A prototype of the submersible vehicles, under development by NASA’s Jet Propulsion Laboratory near Los Angeles, was tested from a U.S. Navy laboratory camp in the Arctic, where it was deployed beneath the frozen Beaufort Sea north of Alaska in March.

“These robots are a platform to bring science instruments to the hardest-to-reach locations on Earth,” Paul Glick, a JPL Robotics engineer and principal investigator for the IceNode project, said in a summary posted on Thursday on NASA’s website.

The probes are aimed at providing more accurate data gauging the rate at which warming ocean water around Antarctica is melting the continent’s coastal ice, allowing scientists to improve computer models to predict future sea level rise.

The fate of the world’s largest ice sheet is a major focus of nearly 1,500 academics and researchers who gathered this week in southern Chile for the 11th Scientific Committee on Antarctica Research conference.

A JPL analysis published in 2022 found that thinning and crumbling away of Antarctica’s ice shelf had reduced its mass by some 12 trillion tons since 1997, double previous estimates.

If melted completely, according to NASA, the loss of the continent’s ice shelf would raise global sea levels by an estimated 200 feet (60 meters).

Ice shelves, floating slabs of frozen freshwater extending miles from the land into the sea, take thousands of years to form and act like giant buttresses holding back glaciers that would otherwise slide off easily into the surrounding ocean.

Satellite images have shown the outer “calving” off into icebergs at a higher rate than nature can replenish shelf growth.

At the same time, rising ocean temperatures are eroding the shelves from underneath, a phenomenon scientists hope to examine with greater precision with the submersible IceNode probes.

The cylindrical vehicles, about 8 feet (2.4 meters) long and 10 inches (25 cm) in diameter, would be released from boreholes in the ice or from vessels at sea.

Although equipped with no form of propulsion, the robot probes would drift in currents, using special software guidance, to reach “grounding zones” where the frozen freshwater shelf meets the ocean saltwater and land.
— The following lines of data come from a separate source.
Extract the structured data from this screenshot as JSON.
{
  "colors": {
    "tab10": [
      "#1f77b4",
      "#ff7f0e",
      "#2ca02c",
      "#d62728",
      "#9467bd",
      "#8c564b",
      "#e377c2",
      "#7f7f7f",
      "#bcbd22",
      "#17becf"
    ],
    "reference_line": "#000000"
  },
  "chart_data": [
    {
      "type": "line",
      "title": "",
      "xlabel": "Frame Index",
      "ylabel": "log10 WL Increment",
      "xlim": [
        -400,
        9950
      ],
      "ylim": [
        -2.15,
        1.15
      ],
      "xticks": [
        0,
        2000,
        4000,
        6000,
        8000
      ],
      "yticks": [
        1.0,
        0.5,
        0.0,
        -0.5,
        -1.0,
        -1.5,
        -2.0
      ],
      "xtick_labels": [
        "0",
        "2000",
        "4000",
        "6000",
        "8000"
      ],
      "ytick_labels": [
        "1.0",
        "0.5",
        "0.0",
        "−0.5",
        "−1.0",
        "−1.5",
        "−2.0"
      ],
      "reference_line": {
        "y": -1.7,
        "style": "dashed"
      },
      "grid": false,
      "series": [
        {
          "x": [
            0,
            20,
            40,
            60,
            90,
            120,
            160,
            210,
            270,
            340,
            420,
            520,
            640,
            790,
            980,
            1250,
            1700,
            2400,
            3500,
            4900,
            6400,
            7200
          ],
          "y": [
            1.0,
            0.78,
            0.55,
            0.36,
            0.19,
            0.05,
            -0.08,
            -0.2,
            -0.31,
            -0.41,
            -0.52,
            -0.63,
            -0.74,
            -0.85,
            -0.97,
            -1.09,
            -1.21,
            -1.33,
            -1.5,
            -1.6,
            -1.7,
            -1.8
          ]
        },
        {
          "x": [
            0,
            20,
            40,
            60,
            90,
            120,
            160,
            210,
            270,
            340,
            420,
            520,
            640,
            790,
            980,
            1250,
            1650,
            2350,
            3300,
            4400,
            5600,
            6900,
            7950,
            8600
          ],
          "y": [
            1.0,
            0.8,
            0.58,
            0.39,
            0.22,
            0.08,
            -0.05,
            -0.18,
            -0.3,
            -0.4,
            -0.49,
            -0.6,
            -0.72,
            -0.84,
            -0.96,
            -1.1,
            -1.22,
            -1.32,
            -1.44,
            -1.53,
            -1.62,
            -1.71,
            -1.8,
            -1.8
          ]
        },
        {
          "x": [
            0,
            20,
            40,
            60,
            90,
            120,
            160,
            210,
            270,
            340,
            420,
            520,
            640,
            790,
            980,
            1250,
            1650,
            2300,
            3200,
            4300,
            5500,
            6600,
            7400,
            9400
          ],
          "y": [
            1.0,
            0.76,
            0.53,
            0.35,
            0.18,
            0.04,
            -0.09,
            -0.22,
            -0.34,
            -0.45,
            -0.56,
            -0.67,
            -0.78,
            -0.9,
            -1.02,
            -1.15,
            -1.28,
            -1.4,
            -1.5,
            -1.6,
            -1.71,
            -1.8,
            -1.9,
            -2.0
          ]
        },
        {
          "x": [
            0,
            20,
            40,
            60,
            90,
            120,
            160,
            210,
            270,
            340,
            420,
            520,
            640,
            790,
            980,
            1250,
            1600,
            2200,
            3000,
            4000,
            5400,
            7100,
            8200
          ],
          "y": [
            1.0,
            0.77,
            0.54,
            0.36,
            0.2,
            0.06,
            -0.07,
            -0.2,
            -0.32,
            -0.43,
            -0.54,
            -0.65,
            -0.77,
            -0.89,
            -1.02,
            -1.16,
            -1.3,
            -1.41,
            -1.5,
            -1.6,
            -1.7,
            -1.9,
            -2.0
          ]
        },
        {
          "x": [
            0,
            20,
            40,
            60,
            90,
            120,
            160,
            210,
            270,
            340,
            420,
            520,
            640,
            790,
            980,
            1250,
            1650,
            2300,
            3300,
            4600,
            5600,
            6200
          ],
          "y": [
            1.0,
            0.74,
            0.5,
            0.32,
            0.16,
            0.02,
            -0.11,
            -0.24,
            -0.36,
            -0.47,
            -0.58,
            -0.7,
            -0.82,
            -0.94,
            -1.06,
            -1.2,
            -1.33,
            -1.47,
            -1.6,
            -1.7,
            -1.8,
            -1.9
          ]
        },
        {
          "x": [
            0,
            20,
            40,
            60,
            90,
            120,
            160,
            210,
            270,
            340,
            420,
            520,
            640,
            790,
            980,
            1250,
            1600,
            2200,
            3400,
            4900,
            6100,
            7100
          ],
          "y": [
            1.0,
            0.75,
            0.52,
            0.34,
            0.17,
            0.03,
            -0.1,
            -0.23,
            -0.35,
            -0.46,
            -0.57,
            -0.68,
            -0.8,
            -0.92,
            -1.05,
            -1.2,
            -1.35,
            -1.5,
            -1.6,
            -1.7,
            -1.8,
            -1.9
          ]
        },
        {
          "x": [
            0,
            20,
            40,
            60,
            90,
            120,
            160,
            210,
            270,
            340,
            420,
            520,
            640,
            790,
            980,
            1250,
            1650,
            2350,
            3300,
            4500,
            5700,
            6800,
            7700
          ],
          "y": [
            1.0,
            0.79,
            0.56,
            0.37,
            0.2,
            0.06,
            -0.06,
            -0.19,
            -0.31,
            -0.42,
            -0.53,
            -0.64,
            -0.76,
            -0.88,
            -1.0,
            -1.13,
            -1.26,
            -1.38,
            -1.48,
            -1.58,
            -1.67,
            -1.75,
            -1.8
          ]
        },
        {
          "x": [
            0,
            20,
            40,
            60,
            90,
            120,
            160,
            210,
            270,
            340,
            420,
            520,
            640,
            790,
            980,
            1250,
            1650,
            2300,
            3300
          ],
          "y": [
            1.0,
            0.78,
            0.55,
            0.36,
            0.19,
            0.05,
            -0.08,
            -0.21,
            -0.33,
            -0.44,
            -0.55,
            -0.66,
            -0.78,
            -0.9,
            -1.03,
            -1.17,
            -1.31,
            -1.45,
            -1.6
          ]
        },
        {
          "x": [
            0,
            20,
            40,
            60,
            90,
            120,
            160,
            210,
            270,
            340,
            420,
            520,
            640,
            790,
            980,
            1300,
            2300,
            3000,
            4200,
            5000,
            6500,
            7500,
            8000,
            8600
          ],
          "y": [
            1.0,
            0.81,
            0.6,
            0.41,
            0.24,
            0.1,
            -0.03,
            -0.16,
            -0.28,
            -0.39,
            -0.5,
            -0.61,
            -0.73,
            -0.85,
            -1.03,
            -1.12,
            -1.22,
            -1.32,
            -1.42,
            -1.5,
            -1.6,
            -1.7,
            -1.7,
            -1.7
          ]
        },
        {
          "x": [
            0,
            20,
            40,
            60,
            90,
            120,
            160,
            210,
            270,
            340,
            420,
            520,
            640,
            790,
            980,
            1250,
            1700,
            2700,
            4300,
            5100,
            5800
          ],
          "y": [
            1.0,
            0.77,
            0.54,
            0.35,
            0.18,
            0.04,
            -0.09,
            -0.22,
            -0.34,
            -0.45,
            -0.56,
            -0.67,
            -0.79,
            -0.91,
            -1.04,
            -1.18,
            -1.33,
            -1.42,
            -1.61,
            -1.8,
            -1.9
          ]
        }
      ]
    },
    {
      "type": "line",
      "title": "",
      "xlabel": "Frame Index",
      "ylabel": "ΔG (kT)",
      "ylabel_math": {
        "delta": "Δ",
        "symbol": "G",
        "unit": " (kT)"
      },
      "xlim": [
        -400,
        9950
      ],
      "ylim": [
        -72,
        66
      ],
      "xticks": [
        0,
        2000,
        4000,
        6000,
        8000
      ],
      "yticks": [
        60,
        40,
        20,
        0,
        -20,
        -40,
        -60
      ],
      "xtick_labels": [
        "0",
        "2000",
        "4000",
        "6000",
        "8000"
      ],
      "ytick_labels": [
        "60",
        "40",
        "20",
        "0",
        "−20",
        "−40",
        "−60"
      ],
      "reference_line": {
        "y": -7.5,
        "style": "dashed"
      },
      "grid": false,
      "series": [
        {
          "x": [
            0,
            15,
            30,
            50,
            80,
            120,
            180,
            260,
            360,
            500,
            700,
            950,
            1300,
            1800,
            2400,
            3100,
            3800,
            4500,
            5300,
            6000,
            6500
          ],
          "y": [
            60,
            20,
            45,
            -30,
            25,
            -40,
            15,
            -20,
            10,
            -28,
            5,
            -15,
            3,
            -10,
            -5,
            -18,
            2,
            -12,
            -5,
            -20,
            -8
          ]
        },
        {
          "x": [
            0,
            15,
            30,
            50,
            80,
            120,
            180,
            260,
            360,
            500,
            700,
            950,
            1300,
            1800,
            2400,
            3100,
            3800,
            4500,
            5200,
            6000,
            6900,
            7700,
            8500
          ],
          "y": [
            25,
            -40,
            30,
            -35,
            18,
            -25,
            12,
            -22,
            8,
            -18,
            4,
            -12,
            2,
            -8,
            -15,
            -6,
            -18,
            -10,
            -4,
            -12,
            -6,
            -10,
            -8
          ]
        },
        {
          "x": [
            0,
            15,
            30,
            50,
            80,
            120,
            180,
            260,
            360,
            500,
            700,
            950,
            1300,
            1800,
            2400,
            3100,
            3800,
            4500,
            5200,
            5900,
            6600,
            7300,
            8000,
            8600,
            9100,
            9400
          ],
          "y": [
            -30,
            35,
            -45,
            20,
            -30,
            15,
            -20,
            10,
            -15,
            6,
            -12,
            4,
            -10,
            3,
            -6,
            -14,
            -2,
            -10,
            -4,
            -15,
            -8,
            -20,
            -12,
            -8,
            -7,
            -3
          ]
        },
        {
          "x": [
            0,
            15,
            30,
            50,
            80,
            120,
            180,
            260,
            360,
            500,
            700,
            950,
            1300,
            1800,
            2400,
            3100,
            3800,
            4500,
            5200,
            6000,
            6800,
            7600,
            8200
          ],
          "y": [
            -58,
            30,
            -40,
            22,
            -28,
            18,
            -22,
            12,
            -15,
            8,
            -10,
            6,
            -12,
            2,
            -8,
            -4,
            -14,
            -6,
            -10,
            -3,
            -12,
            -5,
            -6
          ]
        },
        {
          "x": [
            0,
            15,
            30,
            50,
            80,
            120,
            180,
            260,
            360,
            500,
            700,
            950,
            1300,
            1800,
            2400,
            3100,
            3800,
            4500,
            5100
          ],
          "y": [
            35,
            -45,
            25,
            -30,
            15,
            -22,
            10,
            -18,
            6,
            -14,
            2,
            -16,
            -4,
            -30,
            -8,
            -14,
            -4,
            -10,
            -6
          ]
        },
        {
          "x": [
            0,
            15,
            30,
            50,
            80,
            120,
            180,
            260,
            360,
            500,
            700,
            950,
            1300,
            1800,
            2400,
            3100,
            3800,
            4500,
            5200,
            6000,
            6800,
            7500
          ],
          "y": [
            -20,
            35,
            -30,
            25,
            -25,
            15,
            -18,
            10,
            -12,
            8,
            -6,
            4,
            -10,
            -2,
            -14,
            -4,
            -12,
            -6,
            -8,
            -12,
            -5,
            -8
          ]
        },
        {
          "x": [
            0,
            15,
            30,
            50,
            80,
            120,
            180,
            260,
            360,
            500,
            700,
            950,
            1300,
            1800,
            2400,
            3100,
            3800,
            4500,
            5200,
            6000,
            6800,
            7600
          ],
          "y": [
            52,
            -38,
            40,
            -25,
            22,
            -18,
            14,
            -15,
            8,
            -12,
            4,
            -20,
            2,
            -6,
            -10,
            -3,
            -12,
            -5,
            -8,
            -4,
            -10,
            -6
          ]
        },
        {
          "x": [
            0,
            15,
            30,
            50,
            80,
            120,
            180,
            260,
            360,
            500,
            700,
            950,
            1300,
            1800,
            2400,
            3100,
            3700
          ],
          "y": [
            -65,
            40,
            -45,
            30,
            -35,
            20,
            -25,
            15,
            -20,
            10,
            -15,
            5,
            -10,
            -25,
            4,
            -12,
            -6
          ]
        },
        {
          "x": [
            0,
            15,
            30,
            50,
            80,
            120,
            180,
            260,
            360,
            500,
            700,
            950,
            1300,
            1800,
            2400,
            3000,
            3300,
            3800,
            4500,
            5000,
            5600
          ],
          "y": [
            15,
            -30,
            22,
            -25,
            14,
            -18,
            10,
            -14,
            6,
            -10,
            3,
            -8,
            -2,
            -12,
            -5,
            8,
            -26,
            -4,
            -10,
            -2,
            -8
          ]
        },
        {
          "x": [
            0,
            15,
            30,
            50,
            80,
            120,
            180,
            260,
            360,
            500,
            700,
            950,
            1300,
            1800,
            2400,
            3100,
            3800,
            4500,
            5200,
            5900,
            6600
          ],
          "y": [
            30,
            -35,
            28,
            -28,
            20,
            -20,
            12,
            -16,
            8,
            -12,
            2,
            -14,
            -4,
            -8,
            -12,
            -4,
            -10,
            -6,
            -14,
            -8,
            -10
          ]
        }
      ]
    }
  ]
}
These cavities are impenetrable to even satellite signals.

“The goal is getting data directly at the ice-ocean melting interface,” said Ian Fenty, a JPL climate scientist.

Upon arrival at their targets, the submersibles would drop their ballast and float upwards to affix themselves to the underside of the ice shelf by releasing three-pronged “landing gear” sprung from one end of the vehicle.

The IceNodes would then continuously record data from beneath the ice for up to a year, including seasonal fluctuations, before releasing themselves to drift back to the open seas and transmit readings via satellite.

Previously, thinning of the ice shelf was documented by satellite altimeters measuring the changing height of the ice from above.

During the March field test, an IceNode prototype descended 330 feet (100 meters) into the ocean to gather salinity, temperature and flow data. Previous tests were conducted in California’s Monterey Bay and below the frozen winter surface of Lake Superior, off Michigan’s upper peninsula.

Ultimately, scientists believe 10 probes would be ideal to gather data from a single ice shelf cavity, but “we have more development and testing to go” before devising a timeline for full-scale deployment, Glick said.